Southeast Asian ports witness a 36% rise in average trading prices; signs of diversification of supply chains
Container xChange platform shows that the average trading prices for ports in Southeast Asia saw a 36% rise in from $2300 in July to $3133 in August.
Further the stretch from Southeast Asia to the US, the average leasing rates for cargo- worthy containers rose from $607 in July to $738 in August. According to China’s recent official customs data, exports from the country has seen a soft rise of only 7.1% below than customs expectations of a 13% rise.
For 20DCs, the average trading prices in the South-east Asian region rose from $1951 in July to $2056 in August.
Shanghai maintained a CAx score of above 0.58. In week 35, major ports in China such as Qingdao and Tianjin scored high on the container availability index (CAx). Qingdao had scores of above 0.8 while Tianjin maintained numbers above 0.7. These high scores indicate less demand for export containers than full imports at these ports and decreased container rental fees, and this trend is predicted to continue.
Whereas, in pre-covid times in 2019 week 35, Shanghai had a CAx score of 0.44, Qingdao was at 0.44, and Tianjin was at 0.52 indicating more containers left these ports than the ones entered.

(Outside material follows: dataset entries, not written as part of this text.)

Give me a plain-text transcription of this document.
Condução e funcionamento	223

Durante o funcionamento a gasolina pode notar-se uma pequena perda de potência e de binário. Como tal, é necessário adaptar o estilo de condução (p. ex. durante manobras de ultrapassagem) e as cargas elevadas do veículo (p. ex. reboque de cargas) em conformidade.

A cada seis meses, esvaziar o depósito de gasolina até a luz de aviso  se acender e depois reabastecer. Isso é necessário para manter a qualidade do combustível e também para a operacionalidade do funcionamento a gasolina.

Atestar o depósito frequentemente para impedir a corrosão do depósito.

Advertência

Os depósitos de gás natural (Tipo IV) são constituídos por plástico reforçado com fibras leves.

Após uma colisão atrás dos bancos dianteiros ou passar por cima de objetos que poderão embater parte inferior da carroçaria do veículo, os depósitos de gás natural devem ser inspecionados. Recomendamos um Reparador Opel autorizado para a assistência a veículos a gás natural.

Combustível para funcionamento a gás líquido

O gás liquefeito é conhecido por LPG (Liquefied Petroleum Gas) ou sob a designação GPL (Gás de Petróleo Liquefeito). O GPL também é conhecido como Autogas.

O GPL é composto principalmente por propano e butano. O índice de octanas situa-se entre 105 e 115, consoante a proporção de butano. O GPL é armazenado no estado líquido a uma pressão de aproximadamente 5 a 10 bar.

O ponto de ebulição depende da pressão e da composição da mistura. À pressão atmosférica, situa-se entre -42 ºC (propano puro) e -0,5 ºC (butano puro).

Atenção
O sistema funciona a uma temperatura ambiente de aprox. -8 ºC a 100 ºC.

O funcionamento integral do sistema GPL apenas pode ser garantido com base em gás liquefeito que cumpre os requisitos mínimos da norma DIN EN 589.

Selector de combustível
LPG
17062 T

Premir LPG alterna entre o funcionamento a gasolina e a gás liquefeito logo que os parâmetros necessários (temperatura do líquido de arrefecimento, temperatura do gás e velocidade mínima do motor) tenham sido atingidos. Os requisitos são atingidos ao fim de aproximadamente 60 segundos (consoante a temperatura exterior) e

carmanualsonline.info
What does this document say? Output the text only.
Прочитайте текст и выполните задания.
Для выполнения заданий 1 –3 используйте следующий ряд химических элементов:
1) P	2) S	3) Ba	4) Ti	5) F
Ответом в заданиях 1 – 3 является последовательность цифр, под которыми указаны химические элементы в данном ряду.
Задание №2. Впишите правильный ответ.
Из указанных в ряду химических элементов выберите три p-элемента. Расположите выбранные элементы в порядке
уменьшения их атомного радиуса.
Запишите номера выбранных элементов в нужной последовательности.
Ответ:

To put things to perspective, with consumption patterns altering, amidst tighter financial conditions caused by high inflation, the foreign demand for Chinese goods has started to see a dent.
Further, according to recent media reports, the manufacturing and production have taken a hit in China which has led to the global supply chain resorting to alternative South-east Asian countries like Singapore, Malaysia, Vietnam among others.
Global traders and manufactures find South-east Asia an attractive alternative for China plus one strategy
Commenting on the recent global trading routes diverting to alternative South-East Asian countries, Christian Roeloffs, co-founder and CEO, Container xChange, said, “The growth of containerised trade in South-east Asia indicates a favourable trade environment for shippers and exporters in the region.
For global container shipping companies that are looking to diversify their cargo trade lanes from linear to more distributed (diversified) routes, countries like Malaysia, Vietnam, and Singapore are emerging as strong contenders, more so for a China plus one strategy in the long term”.
“The industry is witnessing perils of reliance on linear supply chains over the past two years. The growing possibilities of adding more South-east Asia countries to the emerging trading routes will reduce the dependence of containerized trade on only one or two countries, therefore minimizing the impact on global supply chains”, he added.